For other, more mature markets, such as the domestic US and the intra-European market, Airbus forecasts average annual RPK growth of 2.4% and 3.8% respectively. Although these seem to be relatively small numbers, they are still significant due to the already high levels of traffic in these regions.
The pace of growth for Indian and Chinese domestic flows is set to increase nine-fold and five-fold respectively over the next 20 years. However, by 2026 the total volume of traffic, including growth, will still be larger in the US.

In addition, the combined Middle Eastern traffic flows are expected to expand rapidly, with 6.5% annual growth to 2026. Flows from and within the Commonwealth of Independent States (CIS) will generate 6.3% average annual growth. Africa and Latin America are expected to increase by 5.8% and 5.3% respectively over the next 20 years.

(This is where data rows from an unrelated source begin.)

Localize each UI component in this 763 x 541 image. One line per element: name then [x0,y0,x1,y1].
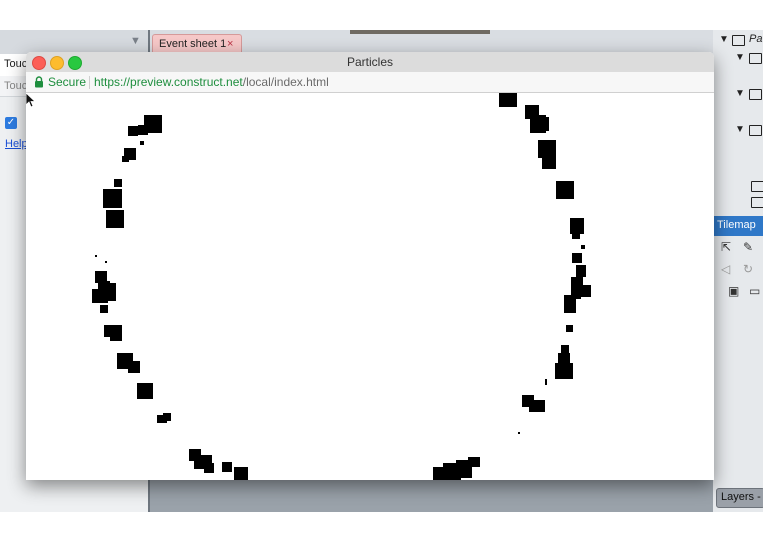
left-panel-tab-strip: ▼ [0,30,148,54]
eraser-tool-icon[interactable]: ◁ [721,262,730,276]
url-text[interactable]: https://preview.construct.net/local/inde… [94,75,329,89]
tab-event-sheet-label: Event sheet 1 [159,38,227,50]
folder-icon [732,35,745,46]
project-panel: ▼ Pa ▼ ▼ ▼ Tilemap ⇱ ✎ ◁ ↻ ▣ ▭ Layers - [713,30,763,512]
folder-icon [751,197,763,208]
folder-icon [749,89,762,100]
folder-icon [749,53,762,64]
tree-label: Pa [749,33,763,45]
game-canvas[interactable] [26,93,714,480]
dropdown-arrow-icon[interactable]: ▼ [130,35,141,47]
url-path: /local/index.html [242,75,329,89]
folder-icon [749,125,762,136]
address-divider [89,76,90,89]
tab-layers[interactable]: Layers - [716,488,763,508]
expand-arrow-icon[interactable]: ▼ [735,88,745,99]
tilemap-header-label: Tilemap [717,219,756,231]
cursor-icon [26,93,36,108]
preview-window: Particles Secure https://preview.constru… [26,52,714,480]
rotate-tool-icon[interactable]: ↻ [743,262,753,276]
expand-arrow-icon[interactable]: ▼ [735,124,745,135]
close-icon[interactable]: × [227,38,233,50]
particles-layer [92,93,591,480]
toolbar-thumbnail [350,30,490,34]
tab-layers-label: Layers - [721,491,761,503]
expand-arrow-icon[interactable]: ▼ [735,52,745,63]
particle-ring [92,93,591,480]
properties-row-label: Touc [4,58,28,70]
secure-label: Secure [48,75,87,89]
page-margin [0,512,763,541]
open-folder-icon[interactable]: ▭ [749,284,760,298]
folder-icon [751,181,763,192]
url-host: https://preview.construct.net [94,75,243,89]
address-bar[interactable]: Secure https://preview.construct.net/loc… [26,72,714,93]
window-title: Particles [346,55,393,69]
save-icon[interactable]: ▣ [728,284,739,298]
expand-arrow-icon[interactable]: ▼ [719,34,729,45]
tilemap-panel-header: Tilemap [713,216,763,236]
pencil-tool-icon[interactable]: ✎ [743,240,753,254]
help-link[interactable]: Help [5,138,28,150]
properties-row-label: Touc [4,80,28,92]
window-titlebar[interactable]: Particles [26,52,714,73]
checkbox[interactable]: ✓ [5,117,17,129]
lock-icon [35,76,43,88]
pointer-tool-icon[interactable]: ⇱ [721,240,731,254]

Flows that involve North America and Europe are also expected to remain significant. Seven of the top ten flows, in terms of actual traffic added, are forecast to involve the US, Western Europe or both. However, traffic within China is now expected to add more RPKs than any other flow in the next 20 years, with the domestic and intra-European flow next in order of importance using this measure.

The two largest traffic flows of the last 20 years, domestic US and intra-Western Europe, will remain so, for at least the next 20 years. However, the progress made by Chinese flows is equally clear. The country’s domestic flow moved up from seventh place in 1995, to fourth in 2006 and is expected to be the third largest by the end of 2026. Flows from and to the Middle East are also expected to become more important, with growth driven by rapidly developing business and leisure opportunities, as well as the region’s aspiration to become a ‘world hub’. In particular flows from the Middle East to Europe will move up through the rankings to the ninth position by 2026.

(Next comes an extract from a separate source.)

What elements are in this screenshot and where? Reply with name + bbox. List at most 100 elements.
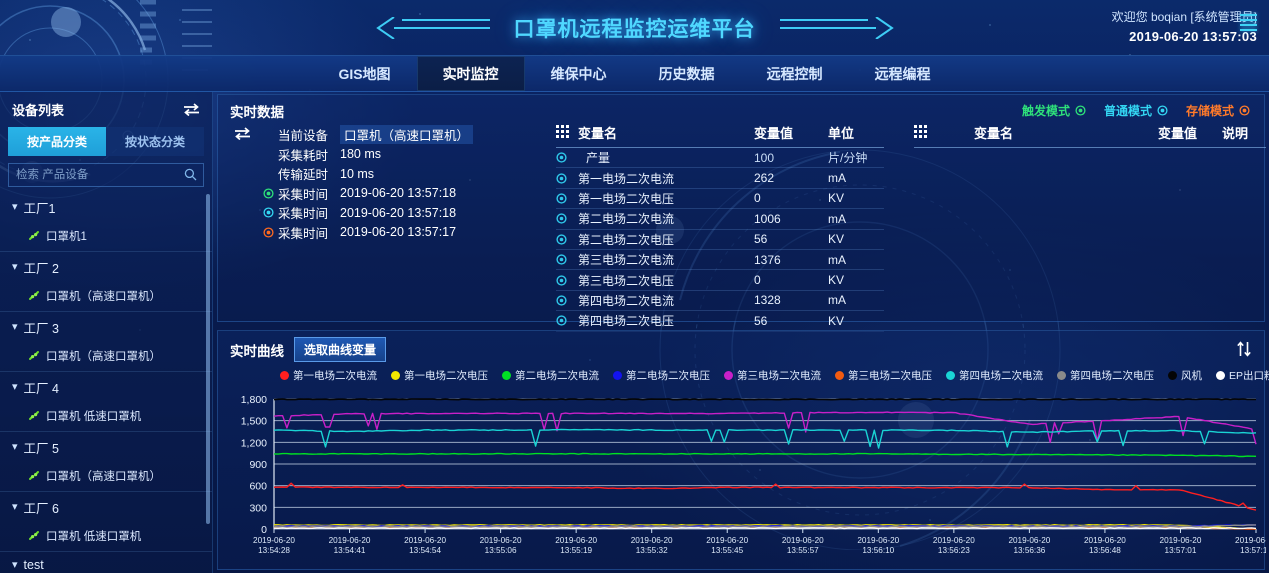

As a consequence, airlines based in the Middle East and Asia, which will grow by an average of 6.8% and 6.1% respectively, are expected to develop their traffic more rapidly than those based in other regions. This is fuelled by the aspirations of airlines and in some cases the countries themselves, as well as by access to burgeoning markets driven by liberalisation and a growing propensity to travel.
The airlines of Latin America, the CIS and Africa are also expected to register growth higher than the global average during this period, as air transportation and its benefits continue to be more evenly distributed around the world.
As a result of these developments, the way traffic is distributed between regions is expected to evolve.

The biggest change will be traffic becoming much more evenly shared across the world, with Asian airlines forecast to almost triple their traffic to represent 31% of world traffic by 2026.
There could be even more of an upside to these figures, should developing Asian countries achieve greater than expected economic growth, as has happened in the recent past, and airlines in the region regain a greater share of their home market from foreign competition than was initially anticipated.
Looking at how traffic will evolve from a different point of view, this time segmenting airlines at a very broad level, or highest possible granularity, the network airlines are expected to remain dominant with 75% of the total worldwide traffic, whether they are global, major, such as a large national flag carrier with a large fleet, or small. The 42 global network airlines, which grow more slowly, will still represent 55% of the total worldwide traffic in 2026. Today’s LCCs are expected to grow 2% per annum faster than the global network airlines (the 77 included in this GMF represent 98% of global LCC traffic).